Consider doing the following when designing websites and landing pages:
- Establish a clear heading structure so someone using assistive technology, such as a screen reader, can logically navigate your page.
- Ensure all nondecorative images have alternative text so that a screen-reader user who is unable to see featured images will be aware of their meaning (especially important on e-commerce sites).
- Be aware of your color contrast (the difference between a color in the foreground and its background). If there isn't sufficient contrast, someone with low vision or color blindness may miss the content altogether.
- Label all of your controls (anything a user interacts with): buttons, text boxes, checkboxes, etc. Doing so will ensure users understand the purpose of the controls and can successfully navigate them when using a screen reader.
- If a control is an image (for example, a shopping cart icon), provide alt text so the control is discoverable and usable.
- Ensure that controls are correctly sized and positioned to be usable by keyboard, mouse, touch, and assistive technologies.
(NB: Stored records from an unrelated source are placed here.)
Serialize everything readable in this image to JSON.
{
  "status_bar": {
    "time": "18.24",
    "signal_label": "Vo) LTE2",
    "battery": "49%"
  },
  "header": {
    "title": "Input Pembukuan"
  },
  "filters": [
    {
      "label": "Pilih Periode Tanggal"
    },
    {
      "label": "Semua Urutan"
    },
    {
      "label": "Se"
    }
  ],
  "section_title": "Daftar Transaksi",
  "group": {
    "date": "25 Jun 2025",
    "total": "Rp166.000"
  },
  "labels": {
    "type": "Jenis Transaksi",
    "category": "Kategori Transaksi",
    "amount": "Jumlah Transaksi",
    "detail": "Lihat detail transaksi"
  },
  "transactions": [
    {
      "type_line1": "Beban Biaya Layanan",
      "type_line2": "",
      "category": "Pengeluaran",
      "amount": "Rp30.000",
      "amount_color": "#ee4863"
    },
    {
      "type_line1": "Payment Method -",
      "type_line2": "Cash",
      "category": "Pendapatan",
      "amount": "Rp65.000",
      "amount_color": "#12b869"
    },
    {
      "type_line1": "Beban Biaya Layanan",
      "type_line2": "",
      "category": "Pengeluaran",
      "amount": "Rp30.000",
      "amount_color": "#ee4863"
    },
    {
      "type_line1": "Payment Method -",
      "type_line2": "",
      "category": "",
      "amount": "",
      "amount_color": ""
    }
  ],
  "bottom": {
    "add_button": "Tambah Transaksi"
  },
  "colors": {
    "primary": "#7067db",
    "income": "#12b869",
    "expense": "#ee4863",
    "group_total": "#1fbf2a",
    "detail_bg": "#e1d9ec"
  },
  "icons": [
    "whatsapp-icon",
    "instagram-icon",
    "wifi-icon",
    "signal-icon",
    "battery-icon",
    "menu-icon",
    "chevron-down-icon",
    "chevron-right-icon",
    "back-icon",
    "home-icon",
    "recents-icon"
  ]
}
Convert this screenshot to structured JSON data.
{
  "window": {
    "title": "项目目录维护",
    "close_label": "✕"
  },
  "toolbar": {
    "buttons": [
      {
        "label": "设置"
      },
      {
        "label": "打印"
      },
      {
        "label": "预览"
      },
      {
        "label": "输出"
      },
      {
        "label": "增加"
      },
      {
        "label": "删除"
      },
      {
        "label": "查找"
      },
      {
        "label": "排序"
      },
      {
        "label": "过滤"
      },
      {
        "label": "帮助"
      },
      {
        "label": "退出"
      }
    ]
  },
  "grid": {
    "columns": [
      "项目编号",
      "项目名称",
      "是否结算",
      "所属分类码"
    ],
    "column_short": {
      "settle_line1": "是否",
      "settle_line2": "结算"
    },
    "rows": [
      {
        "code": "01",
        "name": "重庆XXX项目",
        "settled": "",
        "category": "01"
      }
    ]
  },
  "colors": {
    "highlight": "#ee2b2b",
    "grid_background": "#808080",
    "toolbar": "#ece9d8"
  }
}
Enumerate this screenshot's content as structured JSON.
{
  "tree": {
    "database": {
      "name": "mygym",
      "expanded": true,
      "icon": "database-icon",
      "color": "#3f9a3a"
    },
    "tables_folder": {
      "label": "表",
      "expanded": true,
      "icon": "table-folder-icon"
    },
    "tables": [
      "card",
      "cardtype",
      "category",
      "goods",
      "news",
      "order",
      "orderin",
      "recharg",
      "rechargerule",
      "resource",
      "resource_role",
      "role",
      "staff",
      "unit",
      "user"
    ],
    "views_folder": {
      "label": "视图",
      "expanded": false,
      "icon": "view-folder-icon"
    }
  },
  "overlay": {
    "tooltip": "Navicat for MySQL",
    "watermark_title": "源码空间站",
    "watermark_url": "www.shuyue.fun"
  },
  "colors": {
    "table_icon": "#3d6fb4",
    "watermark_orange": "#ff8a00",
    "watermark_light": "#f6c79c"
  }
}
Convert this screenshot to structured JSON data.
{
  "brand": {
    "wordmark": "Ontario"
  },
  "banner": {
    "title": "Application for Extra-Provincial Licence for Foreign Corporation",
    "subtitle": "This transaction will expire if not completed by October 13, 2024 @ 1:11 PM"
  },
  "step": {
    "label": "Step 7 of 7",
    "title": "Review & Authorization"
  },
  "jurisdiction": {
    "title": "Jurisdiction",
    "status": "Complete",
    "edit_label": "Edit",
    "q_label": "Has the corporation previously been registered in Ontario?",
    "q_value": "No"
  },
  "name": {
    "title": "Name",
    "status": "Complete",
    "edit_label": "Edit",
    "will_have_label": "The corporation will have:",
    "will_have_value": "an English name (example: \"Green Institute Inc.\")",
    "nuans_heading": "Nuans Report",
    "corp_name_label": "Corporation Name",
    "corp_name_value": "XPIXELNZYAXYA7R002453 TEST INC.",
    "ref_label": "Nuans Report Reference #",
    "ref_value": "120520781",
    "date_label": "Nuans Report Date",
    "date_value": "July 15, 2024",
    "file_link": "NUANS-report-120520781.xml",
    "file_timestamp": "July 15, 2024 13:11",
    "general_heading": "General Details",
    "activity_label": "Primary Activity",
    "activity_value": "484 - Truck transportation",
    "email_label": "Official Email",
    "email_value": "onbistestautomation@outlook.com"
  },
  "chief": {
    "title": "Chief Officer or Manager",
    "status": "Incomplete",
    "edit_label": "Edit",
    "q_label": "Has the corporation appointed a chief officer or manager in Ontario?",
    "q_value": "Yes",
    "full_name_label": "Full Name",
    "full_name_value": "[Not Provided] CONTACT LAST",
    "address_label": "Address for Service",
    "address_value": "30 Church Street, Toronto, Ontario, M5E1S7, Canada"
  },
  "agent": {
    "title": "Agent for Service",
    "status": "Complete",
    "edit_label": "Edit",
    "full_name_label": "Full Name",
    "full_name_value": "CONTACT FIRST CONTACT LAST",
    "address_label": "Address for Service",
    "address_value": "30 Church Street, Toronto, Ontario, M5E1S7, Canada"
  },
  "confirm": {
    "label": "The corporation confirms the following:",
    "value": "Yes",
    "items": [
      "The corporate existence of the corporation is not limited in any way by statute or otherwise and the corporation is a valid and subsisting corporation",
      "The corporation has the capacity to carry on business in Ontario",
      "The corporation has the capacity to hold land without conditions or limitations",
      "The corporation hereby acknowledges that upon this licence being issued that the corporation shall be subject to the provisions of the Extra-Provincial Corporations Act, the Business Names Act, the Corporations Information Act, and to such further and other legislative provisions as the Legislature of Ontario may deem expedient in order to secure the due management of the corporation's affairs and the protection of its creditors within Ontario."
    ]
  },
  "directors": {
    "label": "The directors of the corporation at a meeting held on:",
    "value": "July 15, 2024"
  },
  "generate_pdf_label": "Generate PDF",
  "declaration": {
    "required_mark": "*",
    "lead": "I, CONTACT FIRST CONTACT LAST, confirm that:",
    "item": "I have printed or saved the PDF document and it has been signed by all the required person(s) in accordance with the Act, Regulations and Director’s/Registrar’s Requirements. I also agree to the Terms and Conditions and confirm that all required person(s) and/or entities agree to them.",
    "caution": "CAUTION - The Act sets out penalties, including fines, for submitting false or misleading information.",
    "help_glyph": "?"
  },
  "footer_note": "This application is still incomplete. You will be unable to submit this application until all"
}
Controls that are small or those that move can be difficult to interact with when using alternative input technology.
- Avoid any autoplay content, which is hard to control without a mouse, and which is disruptive when using a screen reader. If such content is unavoidable, provide an opportunity to stop or pause the video or audio.
- Use words in your messaging that are jargon-free and easy to understand at all reading levels. It's best to keep sentences and paragraphs concise.
An effective campaign often includes multiple email touchpoints. Are your emails accessible?
As with your website, consider doing the following when creating inclusive emails:
- Make your subject line clear, and consider using a preheader that screen readers can recite easily (much as Siri announces a text message you receive on your phone).
- Avoid sending emails that include only images with no supporting text, even if they seem more aesthetically pleasing. In such an instance, your image's alt text would have to describe everything on the image, making it long and complex.
- Ensure proper color contrast, even when considering your font color on its background.
- For longer messages, establish a proper heading structure.
- Keep your messaging simple, and avoid using abbreviations whenever possible.
- Use legible fonts and pay attention to text formatting if you have multiple paragraphs.
- Ensure your hyperlinks describe where they are taking a user. For example, using "click here" or "learn more" gives no indication of the content a user will be taken to.
Accessible Experiences Are More Usable Experiences
A commitment to an accessible experience at every touchpoint of your campaign ensures your customers can fully engage with it, maximizing your marketing impact. It also means they won't hit a barrier and opt for a more accessible competitor.
As an added benefit, when you make the various elements of your campaign accessible for customers with disabilities you're improving the experience for every user. For example, video captions don't benefit only people who are deaf or hard of hearing but also viewers in a noisy airport, for example, or those who retain information better by reading.
Accessible digital experiences are more usable experiences. Accessible content is beautiful content. By taking a moment to go through some simple checks and balances when planning, you'll ensure maximum reach and effectiveness for your content, and contribute to a more inclusive Internet.